1. Field of the Invention
The present invention relates generally to medical devices and, more particularly, to the determination of placement of a medical device.
2. Description of the Related Art
This section is intended to introduce the reader to various aspects of art that may be related to various aspects of the present invention, which are described and/or claimed below. This discussion is believed to be helpful in providing the reader with background information to facilitate a better understanding of the various aspects of the present invention. Accordingly, it should be understood that these statements are to be read in this light, and not as admissions of prior art.

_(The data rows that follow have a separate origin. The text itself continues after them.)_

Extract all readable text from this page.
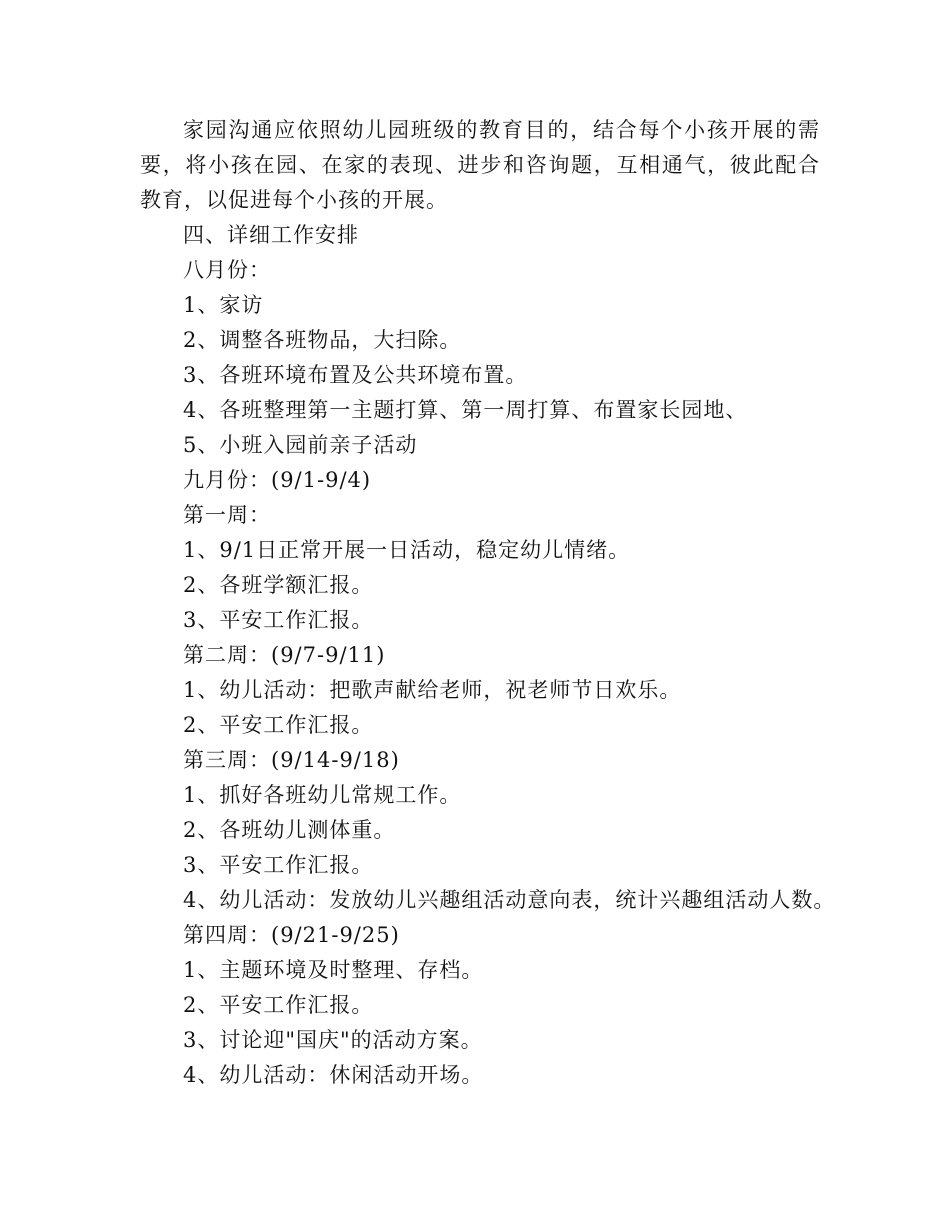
家园沟通应依照幼儿园班级的教育目的，结合每个小孩开展的需要，将小孩在园、在家的表现、进步和咨询题，互相通气，彼此配合教育，以促进每个小孩的开展。

四、详细工作安排
八月份：
1、家访
2、调整各班物品，大扫除。
3、各班环境布置及公共环境布置。
4、各班整理第一主题打算、第一周打算、布置家长园地、
5、小班入园前亲子活动
九月份：(9/1-9/4)
第一周：
1、9/1日正常开展一日活动，稳定幼儿情绪。
2、各班学额汇报。
3、平安工作汇报。
第二周：(9/7-9/11)
1、幼儿活动：把歌声献给老师，祝老师节日欢乐。
2、平安工作汇报。
第三周：(9/14-9/18)
1、抓好各班幼儿常规工作。
2、各班幼儿测体重。
3、平安工作汇报。
4、幼儿活动：发放幼儿兴趣组活动意向表，统计兴趣组活动人数。
第四周：(9/21-9/25)
1、主题环境及时整理、存档。
2、平安工作汇报。
3、讨论迎"国庆"的活动方案。
4、幼儿活动：休闲活动开场。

In the field of medicine, doctors often desire to monitor certain physiological characteristics of their patients. For example, to measure certain characteristics, a non-invasive sensor may be utilized that transmits electromagnetic radiation, such as light, through a patient's tissue and then photo-electrically detects the absorption and scattering of the transmitted or reflected light in such tissue. The physiological characteristics of interest may then be calculated based upon the amount of light absorbed and/or scattered or based upon changes in the amount of light absorbed and/or scattered. In such measurement approaches, the light passed through the tissue is typically selected to be of one or more wavelengths that may be absorbed and/or scattered by one or more constituents of the blood or tissue in an amount correlative to the amount of the constituents present in the blood or tissue. In this manner, the measured amount of light absorbed and/or scattered may then be used to estimate the amount of blood or tissue constituent in the tissue using various algorithms.
One technique for monitoring the physiological characteristics of a patient is commonly referred to as pulse oximetry, and devices built based upon pulse oximetry techniques are commonly referred to as pulse oximeters. Pulse oximetry may be used to measure various blood flow characteristics, such as the blood-oxygen saturation of hemoglobin in arterial blood, the volume of individual blood pulsation supplying the tissue, and/or the rate of blood pulsations corresponding to each heart beat of a patient. Such physiological information allows doctors and other health care personnel to provide the best possible health care for their patients.
In processing a signal received by a pulse oximeter sensor, or any other non-invasive sensor utilizing similar data acquisition principles, the quality of the signal is typically dependent on the sensor making proper contact with the tissue. The sensor may be misplaced on the patient, or jostled or bumped, thereby affecting the contact of the sensor with the patient's tissue. In such instances, or in other circumstances where there may be poor contact between the sensor and the skin, light that otherwise might provide useful information may escape to the environment and never be detected or it may reach the light detection mechanism without passing through the patient's tissue, effectively providing no physiological information while reducing signal quality. Such lost or degraded information regarding the physiological characteristic, such as blood oxygen saturation, may result in an inaccurate indication of the patient's condition being provided to a health care provider.